Violette Toussaint est garde-cimetière dans une petite ville de Bourgogne. Les gens de passage et les habitués passent se réchauffer dans sa loge où rires et larmes se mélangent au café qu'elle leur offre. Son quotidien est rythmé par les confidences des visiteurs et la joie des fossoyeurs. Un jour, parce qu'un homme et une femme ont décidé de reposer ensemble dans son carré de terre, tout bascule.

Mon avis

« Mais comme je n’ai jamais eu le goût du malheur, j’ai décidé que ça ne durerait pas. »*

Comme indiqué dans le titre que j’ai choisi pour cette chronique, ce roman est porté par l’optimisme. Pas celui, béat, qui prétend que tout est pour le mieux dans le monde (alors qu’on sait bien qu’il n’en est rien). Non, celui qui offre sur chaque événement difficile, douloureux, la possibilité de puiser au fond de soi, avec ou sans l’aide des autres, la force d’avancer, de continuer. C’est être optimiste que de se donner une chance de s’en sortir au lieu de baisser les bras et en ça, Violette, le personnage principal de ce livre, nous donne une sacrée leçon. Qui plus est, alors qu’elle est garde-cimetière, elle nous distille une leçon de vie !

Pourtant, elle a mal commencé son existence dès le début, et elle a tout fait pour s’en sortir. La vie, ce n’est pas qu’une question de choix, c’est aussi des rencontres, des personnes avec qui on arrive à communiquer, à se parler en se touchant des yeux, et d’autres avec qui, dès le départ, il y a maldonne parce les mots, les actes, les gestes sont interprétés et qu’après il est trop tard….

Dans un récit tendre, doux, bouleversant, Valérie Perrin, avec une écriture infiniment délicate, à points comptés, nous raconte Violette mais aussi tous les autres. Ceux que son héroïne a côtoyés, ceux dont elle a entendu parler. Chaque chapitre est précédé d’une citation. Dans certains, Violette s’exprime à la première personne, dans d’autres, on découvre des faits, un journal intime, des dialogues, qui nous éclairent sur le reste.

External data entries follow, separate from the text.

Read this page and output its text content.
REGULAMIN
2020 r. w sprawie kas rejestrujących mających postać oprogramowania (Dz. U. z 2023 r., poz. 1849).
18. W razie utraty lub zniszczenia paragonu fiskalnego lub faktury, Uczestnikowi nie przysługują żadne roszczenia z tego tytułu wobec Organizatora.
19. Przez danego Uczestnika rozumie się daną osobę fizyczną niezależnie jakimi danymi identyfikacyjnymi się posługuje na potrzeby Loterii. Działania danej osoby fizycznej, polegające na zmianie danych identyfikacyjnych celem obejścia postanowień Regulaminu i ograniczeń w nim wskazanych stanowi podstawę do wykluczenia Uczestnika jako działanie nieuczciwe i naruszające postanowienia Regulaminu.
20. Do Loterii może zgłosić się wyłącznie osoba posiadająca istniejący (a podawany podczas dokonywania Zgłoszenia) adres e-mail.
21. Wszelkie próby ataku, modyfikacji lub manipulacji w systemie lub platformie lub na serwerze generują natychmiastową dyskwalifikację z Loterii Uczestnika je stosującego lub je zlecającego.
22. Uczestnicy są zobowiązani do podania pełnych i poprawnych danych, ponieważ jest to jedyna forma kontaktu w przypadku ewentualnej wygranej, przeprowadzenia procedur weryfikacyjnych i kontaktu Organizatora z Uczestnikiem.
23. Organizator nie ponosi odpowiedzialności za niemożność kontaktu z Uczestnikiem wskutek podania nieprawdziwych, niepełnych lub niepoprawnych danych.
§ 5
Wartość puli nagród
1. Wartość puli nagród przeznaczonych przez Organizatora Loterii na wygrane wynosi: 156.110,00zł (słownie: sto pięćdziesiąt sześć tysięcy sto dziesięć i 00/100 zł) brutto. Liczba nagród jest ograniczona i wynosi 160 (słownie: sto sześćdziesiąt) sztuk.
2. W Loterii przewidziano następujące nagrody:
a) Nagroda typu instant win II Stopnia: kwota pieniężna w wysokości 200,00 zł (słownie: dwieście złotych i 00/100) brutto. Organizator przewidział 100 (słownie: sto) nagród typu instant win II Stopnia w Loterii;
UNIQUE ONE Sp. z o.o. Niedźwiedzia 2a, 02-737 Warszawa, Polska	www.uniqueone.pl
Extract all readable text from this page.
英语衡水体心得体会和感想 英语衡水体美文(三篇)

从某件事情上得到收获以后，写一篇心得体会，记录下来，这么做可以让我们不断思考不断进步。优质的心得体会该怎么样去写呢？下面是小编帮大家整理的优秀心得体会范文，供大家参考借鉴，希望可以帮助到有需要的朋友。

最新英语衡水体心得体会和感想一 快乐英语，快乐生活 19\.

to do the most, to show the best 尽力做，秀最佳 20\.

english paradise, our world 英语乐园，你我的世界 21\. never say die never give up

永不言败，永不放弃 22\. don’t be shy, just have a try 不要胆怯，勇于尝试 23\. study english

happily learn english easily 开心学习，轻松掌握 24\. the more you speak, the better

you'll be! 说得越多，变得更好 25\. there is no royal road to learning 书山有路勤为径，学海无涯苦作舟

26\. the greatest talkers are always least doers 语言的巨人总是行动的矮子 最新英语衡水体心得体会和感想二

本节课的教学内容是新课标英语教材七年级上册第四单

J’ai eu un coup de cœur pour Violette. Battante, bienveillante, à l’écoute, prête à donner toujours sans calculer. Elle est « présence » dans ce recueil, elle l’habite et elle devient très vite quelqu’un qu’on n’a pas envie de quitter, quelqu’un qu’on veut connaître encore plus. Et c’est ce que nous permet l’auteur. A petites touches, comme sur un tableau issu du pointillisme, elle construit le portrait d’une femme tout à la fois simple et surprenante à qui on ne souhaite qu’une chose : d’être heureuse ici et maintenant.